Fogo cruzado dita rotina em Alepo

Bombas e pressão de rivais afligem moradores

Tom A. Peter, Christian Science Monitor - O Estado de S.Paulo

19 de agosto de 2013 | 02h11

ALEPO - Nas áreas da Síria em poder da oposição, grupos de ajuda enfrentam constantes obstáculos: um grupo que trabalha em Alepo, no norte, por exemplo, recentemente ficou 24 horas preparando uma remessa de roupas para flagelados. A artilharia do governo acertou em cheio os donativos e os destruiu.

Combatentes rebeldes muitas vezes sequestram caminhões de ajuda e levam parte ou a totalidade dos suprimentos. As forças do governo, por sua vez, frequentemente fecham as estradas, isolando cidades.

Cerca da metade dos grupos de ajuda humanitária em Alepo parou de operar em virtude da insegurança, da escassez de voluntários e da falta de recursos.

Os que não fugiram, lutam para abastecer suas famílias. Com a guerra civil indefinida, quem vive na região tem uma rotina desconfortável, pontuada pelos ataques das forças do governo, mas tenta seguir adiante.

Embora a violência e os combates am Alepo tenham diminuído em comparação com o ano passado, a artilharia, os ataques aéreos e os confrontos tornaram-se uma parte da vida diária. "A Síria vive num profundo caos. O povo, os edifícios e a educação estão destruídos. Essa destruição exigirá dezenas de anos para tornar a reconstrução possível. Somente os pobres permaneceram na Síria, os ricos fugiram", diz Abu Mohamed, que trabalha em uma repartição do governo em Alepo e pediu para usar um pseudônimo, uma regra entre os moradores da cidade.

O governo de Bashar Assad controla menos da metade da Alepo. Os civis podem passar de um lado ao outro da cidade por postos de controle designados, mas a operação é perigosa. Os que cruzam, muitas vezes precisam pagar propinas aos soldados de ambas as partes e correm o risco de ser apanhados por tiroteios.

Apesar do perigo, Mohamed continua fazendo regularmente a travessia. Ele diz que precisa do salário que recebe do governo para sobreviver e acrescenta que os funcionários públicos que deixam de aparecer no escritório são presos por comportamento suspeito. Como é muito improvável que a situação mude no futuro próximo, muitos tentam se adaptar.

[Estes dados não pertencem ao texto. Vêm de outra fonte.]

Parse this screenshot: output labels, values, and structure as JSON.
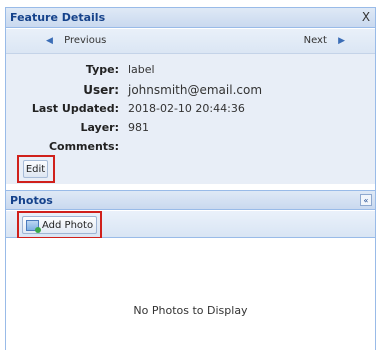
{
  "feature_panel": {
    "title": "Feature Details",
    "close_glyph": "X",
    "nav": {
      "previous_label": "Previous",
      "next_label": "Next",
      "previous_icon": "arrow-left-icon",
      "next_icon": "arrow-right-icon"
    },
    "fields": [
      {
        "label": "Type:",
        "value": "label"
      },
      {
        "label": "User:",
        "value": "johnsmith@email.com"
      },
      {
        "label": "Last Updated:",
        "value": "2018-02-10 20:44:36"
      },
      {
        "label": "Layer:",
        "value": "981"
      },
      {
        "label": "Comments:",
        "value": ""
      }
    ],
    "edit_label": "Edit"
  },
  "photos_panel": {
    "title": "Photos",
    "collapse_glyph": "«",
    "add_photo_label": "Add Photo",
    "add_photo_icon": "photo-add-icon",
    "empty_text": "No Photos to Display"
  },
  "colors": {
    "header_text": "#15428b",
    "highlight_border": "#d0201b",
    "panel_border": "#99bbe8"
  }
}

Um operário na construção afirma que, antes da insurreição, conseguia sustentar toda sua família. Embora não fosse rico, tinha um estilo de vida confortável, comprava carne a cada dois dias. Agora, tem sorte quando consegue uma vez por mês. Seu sobrinho foi morto pelas forças do governo, a casa do seu irmão foi roubada e ele teve de pedir emprestado US$ 1.500 nos últimos dez meses.

Viver numa área controlada pela oposição não é mais uma garantia de maior segurança contra os abusos cometidos pelos soldados. Ele afirma que não pode confiar em todas as forças do Exército Sírio Livre. "Os bons soldados do ESL estão no front e os maus, estão no meio do povo, nos bairros equipados com suas armas. Os maus sequestram, roubam."